Dans le Nord-Pas de Calais, l’emploi agricole couvre tout le territoire et l’ensemble des productions. En tout, d’après le dernier recensement agricole (2010), 27300 hommes et femmes sont actifs dans les exploitations. Cette main d’œuvre se compose de 16900 chefs d’exploitation, 6200 conjoints non exploitants ou autres actifs familiaux (salariat familial) et 4160 salariés permanents, hors cadre familial. La région compte aussi une main d’œuvre saisonnière et occasionnelle d’environ 3000 unités de travail annuelles (UTA), liées à la présence de certaines productions comme la production endivière. Près de 16 % des exploitations agricoles du Nord-Pas de Calais emploient de la main d’œuvre. Ce chiffre atteint même 25 % pour les grandes exploitations. Une des particularité de la région est la stabilité du nombre d’emplois salariés depuis le recensement de 2000, alors que le nombre d’exploitants, conjoints non exploitants et actifs familiaux est, lui, en nette diminution (20000 exploitants et 13300 conjoints et actifs familiaux en 2000, soit une diminution respectivement de 15,5 et 53,4 % en 10 ans).
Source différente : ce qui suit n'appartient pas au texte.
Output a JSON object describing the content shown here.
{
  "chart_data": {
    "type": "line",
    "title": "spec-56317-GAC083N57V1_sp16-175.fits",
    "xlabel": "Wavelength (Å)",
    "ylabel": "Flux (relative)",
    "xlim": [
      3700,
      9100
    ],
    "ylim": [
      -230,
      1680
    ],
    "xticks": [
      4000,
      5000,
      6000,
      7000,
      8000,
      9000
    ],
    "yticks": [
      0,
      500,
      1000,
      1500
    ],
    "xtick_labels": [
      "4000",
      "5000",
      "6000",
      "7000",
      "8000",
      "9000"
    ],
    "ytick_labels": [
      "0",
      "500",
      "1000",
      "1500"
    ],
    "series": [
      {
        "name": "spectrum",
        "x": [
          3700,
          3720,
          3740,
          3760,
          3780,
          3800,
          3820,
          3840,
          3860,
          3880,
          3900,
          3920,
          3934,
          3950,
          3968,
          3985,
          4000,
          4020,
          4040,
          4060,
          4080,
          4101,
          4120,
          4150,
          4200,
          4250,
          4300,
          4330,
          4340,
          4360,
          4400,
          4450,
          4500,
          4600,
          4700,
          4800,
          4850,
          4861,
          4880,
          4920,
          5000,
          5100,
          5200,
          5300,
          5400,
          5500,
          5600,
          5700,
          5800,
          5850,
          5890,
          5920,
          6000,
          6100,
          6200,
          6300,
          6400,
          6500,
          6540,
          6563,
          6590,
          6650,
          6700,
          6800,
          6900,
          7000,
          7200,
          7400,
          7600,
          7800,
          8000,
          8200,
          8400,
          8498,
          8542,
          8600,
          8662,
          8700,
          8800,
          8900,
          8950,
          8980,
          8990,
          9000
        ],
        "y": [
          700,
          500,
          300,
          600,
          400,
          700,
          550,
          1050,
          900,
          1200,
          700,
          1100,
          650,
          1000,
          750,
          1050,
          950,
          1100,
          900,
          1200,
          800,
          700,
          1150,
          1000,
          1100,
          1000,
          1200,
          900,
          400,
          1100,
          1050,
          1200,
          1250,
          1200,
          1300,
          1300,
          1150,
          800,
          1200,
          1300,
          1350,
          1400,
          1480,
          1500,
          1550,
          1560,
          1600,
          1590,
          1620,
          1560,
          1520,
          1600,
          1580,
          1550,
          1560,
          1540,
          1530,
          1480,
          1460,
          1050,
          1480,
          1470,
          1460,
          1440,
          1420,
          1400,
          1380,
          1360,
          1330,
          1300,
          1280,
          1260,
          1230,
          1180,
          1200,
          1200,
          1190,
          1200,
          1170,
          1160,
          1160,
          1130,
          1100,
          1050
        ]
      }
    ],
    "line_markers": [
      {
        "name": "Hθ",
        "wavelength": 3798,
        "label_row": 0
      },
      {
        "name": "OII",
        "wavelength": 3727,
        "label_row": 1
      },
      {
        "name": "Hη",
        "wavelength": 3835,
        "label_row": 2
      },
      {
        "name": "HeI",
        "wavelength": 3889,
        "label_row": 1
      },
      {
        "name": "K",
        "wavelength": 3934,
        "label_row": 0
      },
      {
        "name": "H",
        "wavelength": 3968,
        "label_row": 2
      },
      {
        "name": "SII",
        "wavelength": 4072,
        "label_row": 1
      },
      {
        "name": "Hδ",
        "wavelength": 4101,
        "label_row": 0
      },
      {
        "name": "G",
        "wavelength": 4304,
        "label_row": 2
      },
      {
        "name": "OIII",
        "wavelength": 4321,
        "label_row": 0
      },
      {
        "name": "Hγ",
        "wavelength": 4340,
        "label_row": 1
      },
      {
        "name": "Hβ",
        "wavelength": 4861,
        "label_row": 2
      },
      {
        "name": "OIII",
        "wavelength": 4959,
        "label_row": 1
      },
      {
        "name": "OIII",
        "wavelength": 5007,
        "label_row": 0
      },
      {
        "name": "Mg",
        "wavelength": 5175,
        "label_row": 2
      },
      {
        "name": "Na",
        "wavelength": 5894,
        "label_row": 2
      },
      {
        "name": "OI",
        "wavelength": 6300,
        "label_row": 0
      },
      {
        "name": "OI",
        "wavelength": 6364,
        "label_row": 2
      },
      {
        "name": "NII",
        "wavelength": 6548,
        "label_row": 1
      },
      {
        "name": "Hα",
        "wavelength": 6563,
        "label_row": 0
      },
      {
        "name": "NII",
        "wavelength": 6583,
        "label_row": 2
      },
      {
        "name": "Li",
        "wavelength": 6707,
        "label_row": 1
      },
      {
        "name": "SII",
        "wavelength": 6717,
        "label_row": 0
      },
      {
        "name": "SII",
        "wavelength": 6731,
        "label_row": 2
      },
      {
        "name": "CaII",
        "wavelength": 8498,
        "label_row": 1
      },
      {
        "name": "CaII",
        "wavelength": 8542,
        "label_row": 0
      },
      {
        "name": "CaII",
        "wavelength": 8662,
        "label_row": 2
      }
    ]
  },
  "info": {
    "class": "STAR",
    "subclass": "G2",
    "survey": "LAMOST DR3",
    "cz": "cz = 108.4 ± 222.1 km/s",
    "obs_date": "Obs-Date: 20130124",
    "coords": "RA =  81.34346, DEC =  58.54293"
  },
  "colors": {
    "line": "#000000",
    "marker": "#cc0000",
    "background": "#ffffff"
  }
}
La proportion d’emplois salariés permanents est donc en augmentation par rapport au nombre total d’actifs dans le secteur agricole: les salariés permanents, hors cadre familial, fournissent aujourd’hui plus de 15 % du travail dans les exploitations agricole (17 % dans les grandes exploitations), contre 11 % en 2000.
D’après la Mutualité sociale agricole (MSA), 45 % de la main d’œuvre travaille dans les exploitations de cultures spécialisées (endives, production légumière, horticulture...), 45 % travaillent en polyculture-élevage et 10 % en élevage spécialisé (volailles, porcs, gibiers...).
Par ailleurs, l’agroalimentaire est aussi un grand pourvoyeur de main d’œuvre avec 35700 salariés, qui font de nous la 4e région française pour l’emploi dans ce secteur (6 % des effectifs salariés nationaux) après la Bretagne, les Pays de la Loire et la région Rhône-Alpes.

V. CH.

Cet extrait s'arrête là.